Intraindividual in vivo comparison of gadolinium contrast agents for pharmacokinetic analysis using dynamic contrast enhanced magnetic resonance imaging.

Purpose: To compare the intraindividual differences of dynamic signal characteristics for 3 gadolinium chelates (gadopentetate dimeglumine [Gd-DTPA], gadodiamide [Gd-DTPA-BMA], and gadobenate dimeglumine [Gd-BOPTA]) using dynamic contrast enhanced magnetic resonance (MR) imaging (DCE-MRI) with a preclinical beagle model at 7 Tesla.

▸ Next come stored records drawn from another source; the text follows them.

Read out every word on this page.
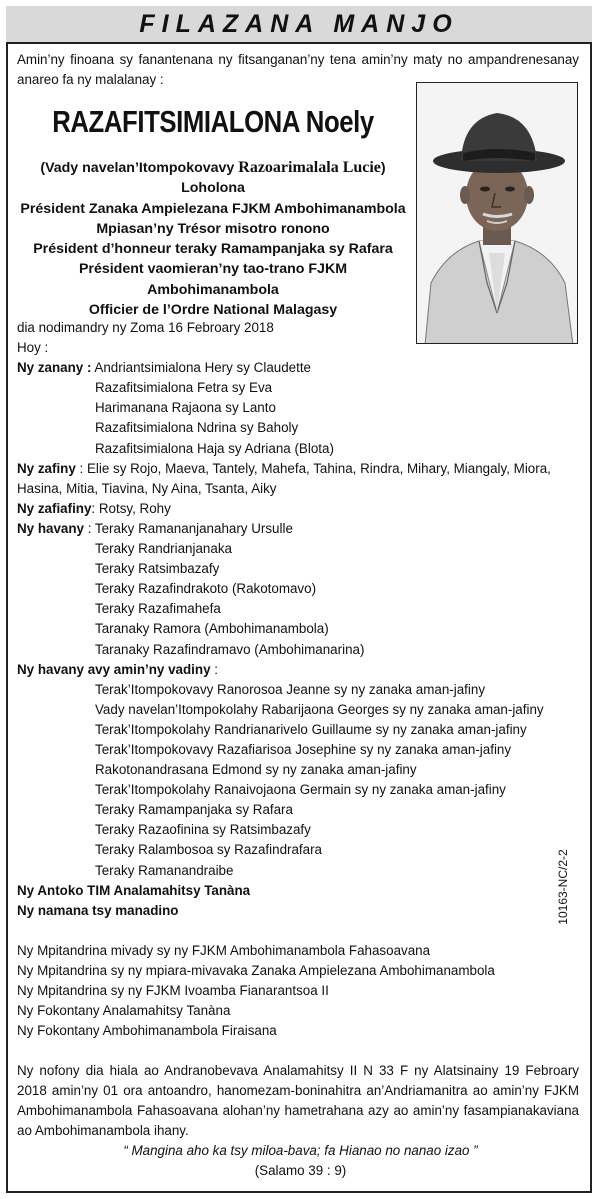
FILAZANA MANJO

Amin’ny finoana sy fanantenana ny fitsanganan’ny tena amin’ny maty no ampandrenesanay anareo fa ny malalanay :

RAZAFITSIMIALONA Noely
(Vady navelan’Itompokovavy Razoarimalala Lucie)
Loholona
Président Zanaka Ampielezana FJKM Ambohimanambola
Mpiasan’ny Trésor misotro ronono
Président d’honneur teraky Ramampanjaka sy Rafara
Président vaomieran’ny tao-trano FJKM Ambohimanambola
Officier de l’Ordre National Malagasy
dia nodimandry ny Zoma 16 Febroary 2018
Hoy :
Ny zanany : Andriantsimialona Hery sy Claudette
Razafitsimialona Fetra sy Eva
Harimanana Rajaona sy Lanto
Razafitsimialona Ndrina sy Baholy
Razafitsimialona Haja sy Adriana (Blota)
Ny zafiny : Elie sy Rojo, Maeva, Tantely, Mahefa, Tahina, Rindra, Mihary, Miangaly, Miora,
Hasina, Mitia, Tiavina, Ny Aina, Tsanta, Aiky
Ny zafiafiny: Rotsy, Rohy
Ny havany : Teraky Ramananjanahary Ursulle
Teraky Randrianjanaka
Teraky Ratsimbazafy
Teraky Razafindrakoto (Rakotomavo)
Teraky Razafimahefa
Taranaky Ramora (Ambohimanambola)
Taranaky Razafindramavo (Ambohimanarina)
Ny havany avy amin’ny vadiny :
Terak’Itompokovavy Ranorosoa Jeanne sy ny zanaka aman-jafiny
Vady navelan’Itompokolahy Rabarijaona Georges sy ny zanaka aman-jafiny
Terak’Itompokolahy Randrianarivelo Guillaume sy ny zanaka aman-jafiny
Terak’Itompokovavy Razafiarisoa Josephine sy ny zanaka aman-jafiny
Rakotonandrasana Edmond sy ny zanaka aman-jafiny
Terak’Itompokolahy Ranaivojaona Germain sy ny zanaka aman-jafiny
Teraky Ramampanjaka sy Rafara
Teraky Razaofinina sy Ratsimbazafy
Teraky Ralambosoa sy Razafindrafara
Teraky Ramanandraibe
Ny Antoko TIM Analamahitsy Tanàna
Ny namana tsy manadino
Ny Mpitandrina mivady sy ny FJKM Ambohimanambola Fahasoavana
Ny Mpitandrina sy ny mpiara-mivavaka Zanaka Ampielezana Ambohimanambola
Ny Mpitandrina sy ny FJKM Ivoamba Fianarantsoa II
Ny Fokontany Analamahitsy Tanàna
Ny Fokontany Ambohimanambola Firaisana
Ny nofony dia hiala ao Andranobevava Analamahitsy II N 33 F ny Alatsinainy 19 Febroary 2018 amin’ny 01 ora antoandro, hanomezam-boninahitra an’Andriamanitra ao amin’ny FJKM Ambohimanambola Fahasoavana alohan’ny hametrahana azy ao amin’ny fasampianakaviana ao Ambohimanambola ihany.
“ Mangina aho ka tsy miloa-bava; fa Hianao no nanao izao ”
(Salamo 39 : 9)
10163-NC/2-2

Method And Materials: Seven beagles were scanned 3 times each with a 7-day interval between the scans on a 7T whole body MRI system (Achieva, Philips) using a T/R head coil. Three different Gd contrast agents including Gd-DTPA, Gd-DTPABMA, and Gd-BOPTA were injected in a randomized order with a power injector (Spectris, MedRad, Indianola, PA) using dose of 0.1 mmol/kg body weight and flow rate of 0.06 mL/s. During image acquisition and data analysis, the identity of the specific contrast agent used for each examination was blinded. A 3D RF-spoiled fast field echo sequence was used for dynamic scans with in-plane spatial resolution 0.47 x 0.47 mm(2), temporal resolution of 9.5 seconds, and a total of 60 time points. Regions of interest were drawn within the carotid arteries and muscle tissue to determine semiquantitative parameters including maximum enhancement ratio, area under the signal enhancement curve over 90 seconds after contrast injection (AUC_90), time to maximum signal enhancement (T(max)), and washout_score. Additionally, quantitative pharmacokinetic parameters were measured in muscle tissues by applying 3 separate 2-compartment models; (1) artery input function (AIF) based Tofts model, (2) Brix model without AIF, and (3) AIF decomposed refined Brix model.

Results: Gd-BOPTA produced higher signal to noise ratio on postcontrast T1- weighted images than the other 2 Gd based contrast agents at 7T. Quantitatively, Gd-BOPTA provided a significantly higher maximum enhancement ratio (P < 0.01), AUC_90 (P < 0.01) and washout_score (P < 0.01) in beagle musculature and cranial vasculature compared with both Gd-DTPA and Gd-DTPA-BMA. Among all the quantitative pharmacokinetic parameters, only the exchange rate constants (kep) calculated from these 3 models did not show a significant difference among the various contrast agents.

Conclusions: Gd chelate containing MR contrast agents can be used at 7T for DCEMRI. Gd-BOPTA demonstrates stronger signal enhancement than standard Gd chelates, in concordance with the results of studies at lower fields. The observed enhancement characteristics for the 3 contrast agents demonstrate that the pharmacokinetic parameter kep is more robust in various models using DCE-MRI than the other pharmacokinetic parameters. This information is important relative to multisite clinical trials and long-term clinical studies that often use several different contrast agents and different models.